It’s well-known that the bottoms of Falls and Jordan lakes, as well as many other aquatic substrates are littered with things that belong to me. And some things that don’t, like a sup yoga 10-pound anchor I lost Sunday (sorry Outdoor School!) But, usually it’s glasses lose, both the shaded and prescription variety. For whatever reason, I am adverse to wearing Croakies, although necessity is finally winning out on that score. But even when your sunglasses are tethered around your head, they can still come off in a fall or wipeout. Very, very rarely can you catch them in time before they slip into the darkness of the depths, leaving a thin trail of bubbles and tears behind.
Glasses are plastic, right?
So why can’t they just float?
At Surf Expo this last January, Team Mullet was enthralled by the offerings from Reflekt. Good looking, good quality polarized sunglasses that float.
But looks and promises are sometimes not all they are cracked up to be. So, yesterday I took a pair out into the field and put them through the outdoor instructor test.
In the interest of full disclosure, the kind folks at Reflekt sent me a pair Echo Unsinkables to try and write about.
The Echoes came in a rather non-descript paperboard box. Inside, the glasses came in a microfiber bag which doubles as a lense-cleaning cloth. No case.
The Echo style is a squarish Ray-ban style frame, but with gradient blue to white frosty coloring. They are unusual looking without being over the top. I noticed immediately that they are very light. When I slipped them on, the fit was good, although not especially snug or head-fitting, like some of my more expensive glasses. The lenses are nice and clear, but not over-dark.
For my day of teaching and skills practice on the water, I went ahead and slipped a floating eyeglass retainer on the Reflekts, more for just the convenience of being able to have the glasses around my neck when I am wearing my prescription specs. Not so much for the floating aspect, although I will admit, at first, I wanted to be sure these weren’t go to go the way of my other glasses.
Oh Ye of Little Faith
I made it through the SUP yoga class without having to take a swim, (despite prematurely dropping the aforementioned untethered sup yoga anchor) so the float test came when my two co-instructors and I took to the cove to practice rescues, pivot turns and braces. During a pivot turn, I spun off my board. Sure enough, the Croakies-clad Reflekts came off my face. But VIOLA! They floated comfortably without effort. Now, yes, the Croakies have a big orange float on them – so were the Reflekts languishing on the top of the water on their own, or simply because of the Croakies?
Only one way to find out.
I slipped the Croakies off the armatures and without hesitation, chucked them to Brenda to try. The look on her face when the throw fell short and the glasses landed with a splash was priceless.

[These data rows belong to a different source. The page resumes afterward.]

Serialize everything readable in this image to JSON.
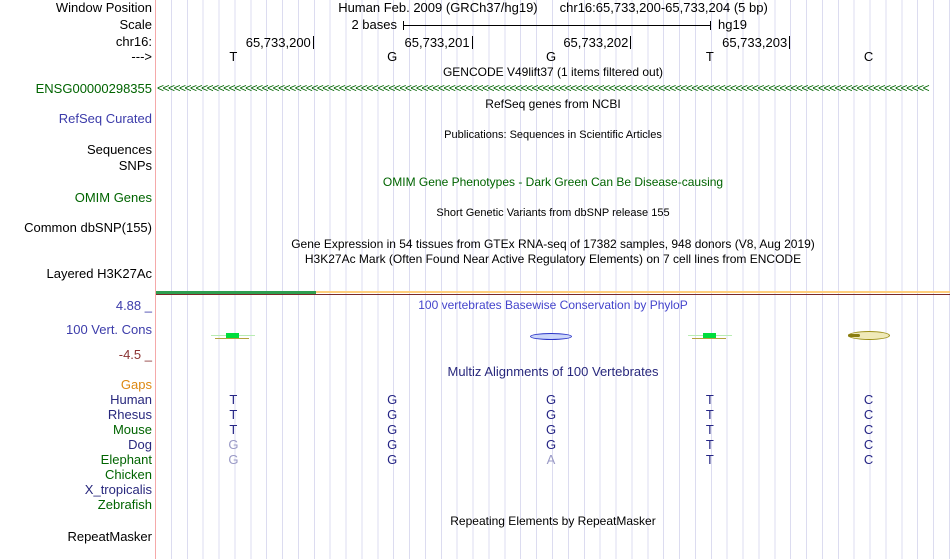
{
  "header": {
    "assembly": "Human Feb. 2009 (GRCh37/hg19)",
    "position": "chr16:65,733,200-65,733,204 (5 bp)",
    "scale_value": "2 bases",
    "assembly_short": "hg19"
  },
  "sidebar": {
    "window_position": "Window Position",
    "scale": "Scale",
    "chrom": "chr16:",
    "direction": "--->",
    "gene_id": "ENSG00000298355",
    "refseq_curated": "RefSeq Curated",
    "sequences": "Sequences",
    "snps": "SNPs",
    "omim_genes": "OMIM Genes",
    "common_dbsnp": "Common dbSNP(155)",
    "layered_h3k27ac": "Layered H3K27Ac",
    "phylop_max": "4.88 _",
    "vert_cons": "100 Vert. Cons",
    "phylop_min": "-4.5 _",
    "gaps": "Gaps",
    "repeatmasker": "RepeatMasker"
  },
  "ruler": {
    "coordinates": [
      "65,733,200",
      "65,733,201",
      "65,733,202",
      "65,733,203"
    ],
    "bases": [
      "T",
      "G",
      "G",
      "T",
      "C"
    ]
  },
  "titles": {
    "gencode": "GENCODE V49lift37 (1 items filtered out)",
    "refseq": "RefSeq genes from NCBI",
    "publications": "Publications: Sequences in Scientific Articles",
    "omim": "OMIM Gene Phenotypes - Dark Green Can Be Disease-causing",
    "dbsnp": "Short Genetic Variants from dbSNP release 155",
    "gtex": "Gene Expression in 54 tissues from GTEx RNA-seq of 17382 samples, 948 donors (V8, Aug 2019)",
    "h3k27ac": "H3K27Ac Mark (Often Found Near Active Regulatory Elements) on 7 cell lines from ENCODE",
    "phylop": "100 vertebrates Basewise Conservation by PhyloP",
    "multiz": "Multiz Alignments of 100 Vertebrates",
    "repeatmasker": "Repeating Elements by RepeatMasker"
  },
  "gene_track": {
    "arrow_char": "<",
    "arrow_count": 140
  },
  "conservation_marks": [
    {
      "base": 0,
      "style": "green"
    },
    {
      "base": 2,
      "style": "blue"
    },
    {
      "base": 3,
      "style": "green"
    },
    {
      "base": 4,
      "style": "olive"
    }
  ],
  "alignment": {
    "species": [
      {
        "name": "Human",
        "name_color": "navy",
        "bases": [
          "T",
          "G",
          "G",
          "T",
          "C"
        ],
        "dim": [
          0,
          0,
          0,
          0,
          0
        ]
      },
      {
        "name": "Rhesus",
        "name_color": "navy",
        "bases": [
          "T",
          "G",
          "G",
          "T",
          "C"
        ],
        "dim": [
          0,
          0,
          0,
          0,
          0
        ]
      },
      {
        "name": "Mouse",
        "name_color": "green",
        "bases": [
          "T",
          "G",
          "G",
          "T",
          "C"
        ],
        "dim": [
          0,
          0,
          0,
          0,
          0
        ]
      },
      {
        "name": "Dog",
        "name_color": "navy",
        "bases": [
          "G",
          "G",
          "G",
          "T",
          "C"
        ],
        "dim": [
          1,
          0,
          0,
          0,
          0
        ]
      },
      {
        "name": "Elephant",
        "name_color": "green",
        "bases": [
          "G",
          "G",
          "A",
          "T",
          "C"
        ],
        "dim": [
          1,
          0,
          1,
          0,
          0
        ]
      },
      {
        "name": "Chicken",
        "name_color": "green",
        "bases": [
          "",
          "",
          "",
          "",
          ""
        ],
        "dim": [
          0,
          0,
          0,
          0,
          0
        ]
      },
      {
        "name": "X_tropicalis",
        "name_color": "navy",
        "bases": [
          "",
          "",
          "",
          "",
          ""
        ],
        "dim": [
          0,
          0,
          0,
          0,
          0
        ]
      },
      {
        "name": "Zebrafish",
        "name_color": "green",
        "bases": [
          "",
          "",
          "",
          "",
          ""
        ],
        "dim": [
          0,
          0,
          0,
          0,
          0
        ]
      }
    ]
  },
  "colors": {
    "track_green": "#006400",
    "label_blue": "#3c3caa",
    "multiz_navy": "#28287d",
    "phylop_min_maroon": "#8b3333",
    "gaps_orange": "#dd8811",
    "grid": "#dcdcf0",
    "pink_guide": "#f5a9a9",
    "h3k_green": "#2e9e4f",
    "h3k_orange": "#ffcf7d",
    "h3k_dark": "#7a2a2a",
    "aln_base": "#252585",
    "aln_dim": "#9a9ac6"
  }
}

The Reflekts did indeed float without the aid of the Croakies SFD (Sunglasses Floatation Device). Admittedly not as surface facing – they were hanging a little bit lower in the water, but they did not sink.
Naturally, the glasses were hard to see in the tea colored water. Hence, the Croakies went back on – not so much for buoyancy but for easier re-location and recovery after submersion.
Well done,Reflekt, well done.
The glasses performed admirably throughout the day. The lenses shed water nicely and the light weight is appreciated.
The polarization and tint on the Reflekt Echo might not be as good as some of the very high end sunglasses I have been wearing lately. The Echo I chose comes with Reflekt’s Core polarized lense, which has 12 percent visual light transmission. The Coloarblast is Reflekt’s better lens, so I am hoping to try a pair with that option to see how the view compares. I did try the Echoes out in a variety of lighting conditions, thanks to our ever changeable North Carolina weather. For the price point, which is about $99.00, they are comparable to other sunglasses in that range.
But most of those other sunglasses DO NOT FLOAT.
And here’s another thing most of those other sunglasses don’t come with – a real replacement guarantee. If you register your Reflekts online, via a very handy QR code on the box that you can scan with your phone, or on the website,then Reflekt will give you one replacement pair of glasses per purchase for loss. That’s right. You lose your glasses, Reflekt will send you a new pair, for a $35 processing fee. Once. There is a lifetime warranty for standard use damages in addition to the one shot replacement.
You just really can’t beat that.
Sure, you might find better sunglass lenses out there, but you’ll pay twice as much if not more for them and if you lose them, the tears and self-outrage will be plentiful. But if you spend as much time in the water as I do, the floating capacity is well-worth the trade-off, especially when you combine it with the awesome replacement policy. The Reflekts will be a permanent part of my Instructor’s Kit from now on.